First you have to learn how our brain basically works. Everything we perceive with our senses ( visual, auditory, sensory ) is processed by our brain. Most of it is unconscious to us, because only a small part of it reaches our consciousness. Our feelings, decisions and actions are influenced to a greater extent by our subconscious. I have said before that we do not have to accept unjustified criticism etc. However, our consciousness has already obtained this negative information. It is up to us to mitigate and transform them. In doing so, we have to take care that our brain basically cannot deal with negations. "Please do not think of a pink elephant now" - usually leads to our mental imagination projecting a pink elephant.
We have to find the equivalent and make use of it. Have we been told we were uneducated. We repeatedly say "I am educated." We can reinforce this by writing it down.
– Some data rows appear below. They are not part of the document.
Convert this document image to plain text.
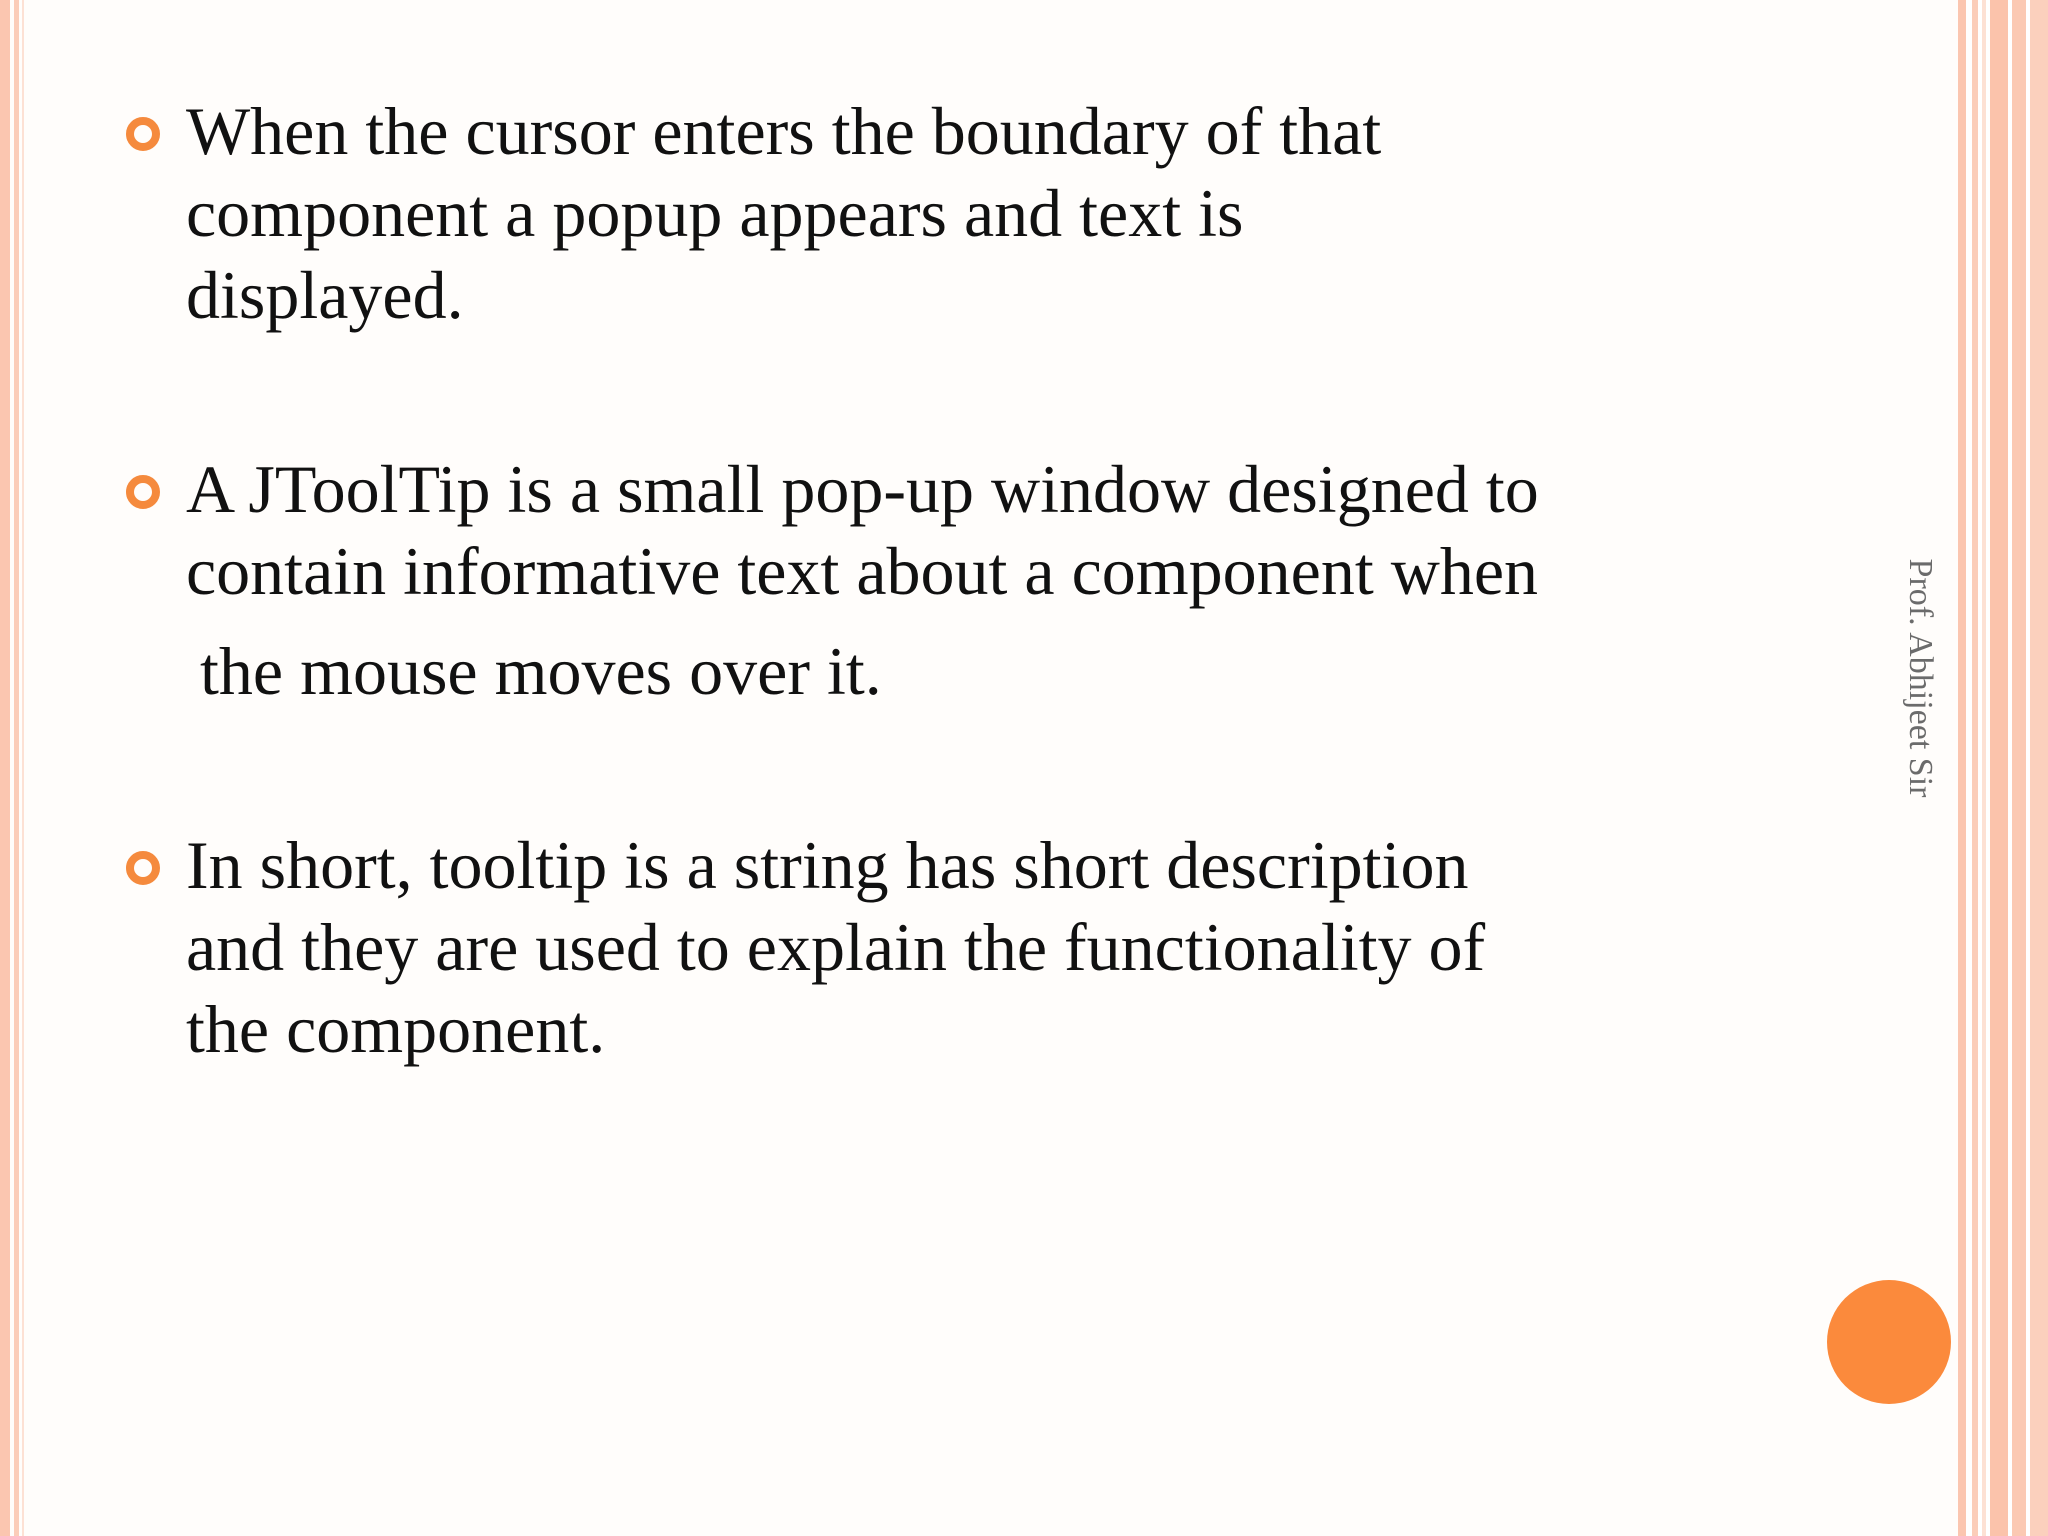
When the cursor enters the boundary of that
component a popup appears and text is
displayed.
A JToolTip is a small pop-up window designed to
contain informative text about a component when
the mouse moves over it.
In short, tooltip is a string has short description
and they are used to explain the functionality of
the component.
Prof. Abhijeet Sir
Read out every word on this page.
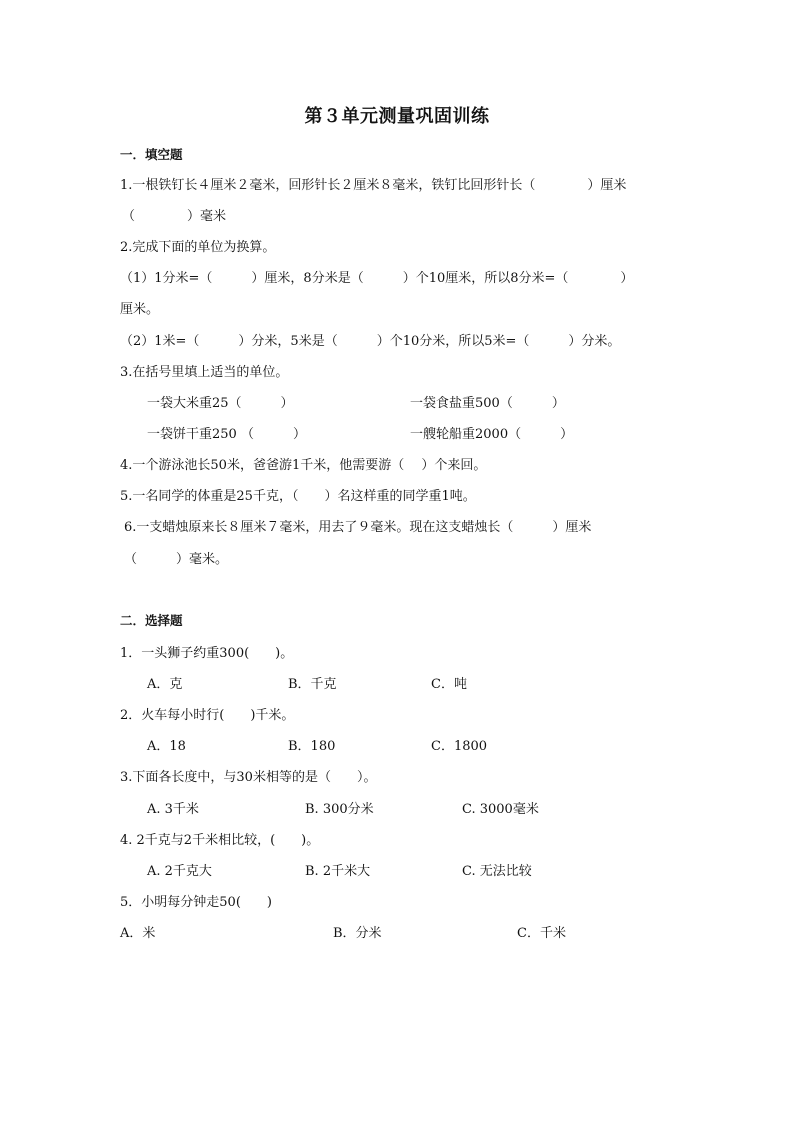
第３单元测量巩固训练
一．填空题
1.一根铁钉长４厘米２毫米，回形针长２厘米８毫米，铁钉比回形针长（　　　　）厘米
（　　　　）毫米
2.完成下面的单位为换算。
（1）1分米=（　　　）厘米，8分米是（　　　）个10厘米，所以8分米=（　　　　）
厘米。
（2）1米=（　　　）分米，5米是（　　　）个10分米，所以5米=（　　　）分米。
3.在括号里填上适当的单位。
一袋大米重25（　　　）	一袋食盐重500（　　　）
一袋饼干重250 （　　　）	一艘轮船重2000（　　　）
4.一个游泳池长50米，爸爸游1千米，他需要游（　 ）个来回。
5.一名同学的体重是25千克，（　　）名这样重的同学重1吨。
6.一支蜡烛原来长８厘米７毫米，用去了９毫米。现在这支蜡烛长（　　　）厘米
（　　　）毫米。
二．选择题
1．一头狮子约重300(　　)。
A．克	B．千克	C．吨
2．火车每小时行(　　)千米。
A．18	B．180	C．1800
3.下面各长度中，与30米相等的是（　　）。
A. 3千米	B. 300分米	C. 3000毫米
4. 2千克与2千米相比较，(　　)。
A. 2千克大	B. 2千米大	C. 无法比较
5．小明每分钟走50(　　)
A．米	B．分米	C．千米
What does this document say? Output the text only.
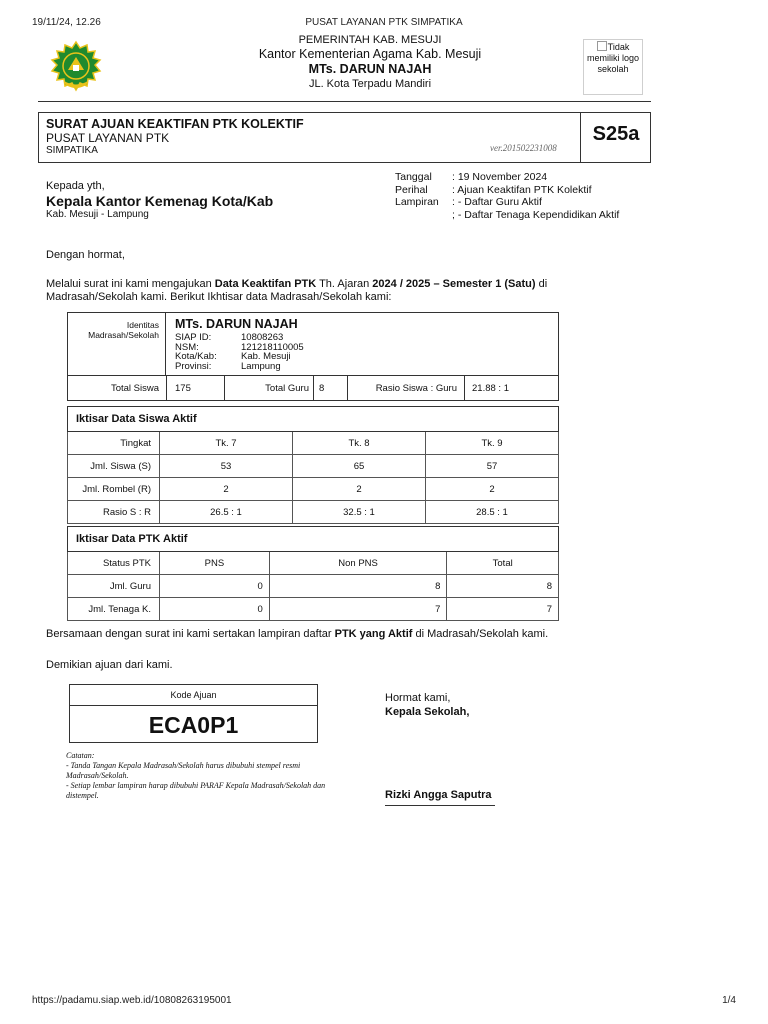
19/11/24, 12.26	PUSAT LAYANAN PTK SIMPATIKA
PEMERINTAH KAB. MESUJI
Kantor Kementerian Agama Kab. Mesuji
MTs. DARUN NAJAH
JL. Kota Terpadu Mandiri
Tidak memiliki logo sekolah
SURAT AJUAN KEAKTIFAN PTK KOLEKTIF
PUSAT LAYANAN PTK
SIMPATIKA	ver.201502231008
S25a
Kepada yth,
Kepala Kantor Kemenag Kota/Kab
Kab. Mesuji - Lampung
Tanggal	: 19 November 2024
Perihal	: Ajuan Keaktifan PTK Kolektif
Lampiran	: - Daftar Guru Aktif
	; - Daftar Tenaga Kependidikan Aktif
Dengan hormat,
Melalui surat ini kami mengajukan Data Keaktifan PTK Th. Ajaran 2024 / 2025 – Semester 1 (Satu) di Madrasah/Sekolah kami. Berikut Ikhtisar data Madrasah/Sekolah kami:
Identitas Madrasah/Sekolah
MTs. DARUN NAJAH
SIAP ID:	10808263
NSM:	121218110005
Kota/Kab:	Kab. Mesuji
Provinsi:	Lampung
Total Siswa 175	Total Guru 8	Rasio Siswa : Guru 21.88 : 1
Iktisar Data Siswa Aktif			
Tingkat	Tk. 7	Tk. 8	Tk. 9
Jml. Siswa (S)	53	65	57
Jml. Rombel (R)	2	2	2
Rasio S : R	26.5 : 1	32.5 : 1	28.5 : 1
Iktisar Data PTK Aktif			
Status PTK	PNS	Non PNS	Total
Jml. Guru	0	8	8
Jml. Tenaga K.	0	7	7
Bersamaan dengan surat ini kami sertakan lampiran daftar PTK yang Aktif di Madrasah/Sekolah kami.
Demikian ajuan dari kami.
Kode Ajuan
ECA0P1
Catatan:
- Tanda Tangan Kepala Madrasah/Sekolah harus dibubuhi stempel resmi Madrasah/Sekolah.
- Setiap lembar lampiran harap dibubuhi PARAF Kepala Madrasah/Sekolah dan distempel.
Hormat kami,
Kepala Sekolah,
Rizki Angga Saputra
https://padamu.siap.web.id/10808263195001	1/4
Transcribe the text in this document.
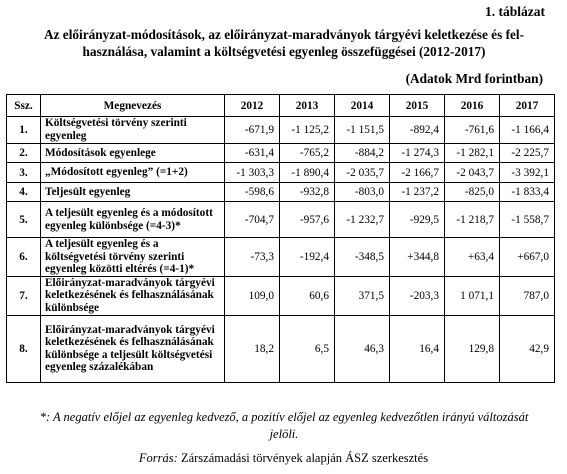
1. táblázat
Az előirányzat-módosítások, az előirányzat-maradványok tárgyévi keletkezése és fel-használása, valamint a költségvetési egyenleg összefüggései (2012-2017)
(Adatok Mrd forintban)
Ssz.	Megnevezés	2012	2013	2014	2015	2016	2017
1.	Költségvetési törvény szerinti egyenleg	-671,9	-1 125,2	-1 151,5	-892,4	-761,6	-1 166,4
2.	Módosítások egyenlege	-631,4	-765,2	-884,2	-1 274,3	-1 282,1	-2 225,7
3.	„Módosított egyenleg” (=1+2)	-1 303,3	-1 890,4	-2 035,7	-2 166,7	-2 043,7	-3 392,1
4.	Teljesült egyenleg	-598,6	-932,8	-803,0	-1 237,2	-825,0	-1 833,4
5.	A teljesült egyenleg és a módosított egyenleg különbsége (=4-3)*	-704,7	-957,6	-1 232,7	-929,5	-1 218,7	-1 558,7
6.	A teljesült egyenleg és a költségvetési törvény szerinti egyenleg közötti eltérés (=4-1)*	-73,3	-192,4	-348,5	+344,8	+63,4	+667,0
7.	Előirányzat-maradványok tárgyévi keletkezésének és felhasználásának különbsége	109,0	60,6	371,5	-203,3	1 071,1	787,0
8.	Előirányzat-maradványok tárgyévi keletkezésének és felhasználásának különbsége a teljesült költségvetési egyenleg százalékában	18,2	6,5	46,3	16,4	129,8	42,9
*: A negatív előjel az egyenleg kedvező, a pozitív előjel az egyenleg kedvezőtlen irányú változását jelöli.
Forrás: Zárszámadási törvények alapján ÁSZ szerkesztés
Easy? No. It takes a lot of practice.
Several years ago I started to greet myself with a smile in the mirror in the morning. At first it was a silly grin. It became much easier after I had stuck a big Smiley next to the mirror. My husband had recently written in @JoelR 's topic that we have laughing Buddhas in our houses. Even if there is a deeper meaning behind it, these laughing Buddhas immediately lift the mood when you look at them.
We also increase our mental well-being by focusing more on positive impressions. There is an essential difference between drinking coffee (or tea) and enjoying (celebrating) it. It is important to take the time to do things that give you pleasure. Enjoying these moments will make you feel good about yourself.
Time-outs are also important. Hours that we only have for ourselves. Turn off the computer, TV, smartphone, tablet for a while and enjoy the silence.
Our physical well-being strongly influences our mental well-being - and vice versa. Physical activity ( from walking to gymnastics, ...), healthy food and sufficient sleep are also very important factors.
It wasn't necessary to tell Ben any of this. I had only asked him a few questions and focused his attention on the positive reactions that were predominant in numbers.
Apart from the sadness Ben had in him at the beginning of the year, he and his brother Pat are bubbling over with positive energy. Ben also has the enviable gift of transforming his experiences and emotions into music. When he grabs his guitar and lets his voice sound, it is a wonderful moment. If Pat then joins in the singing (yes, both can sing excellently), it becomes a magical moment.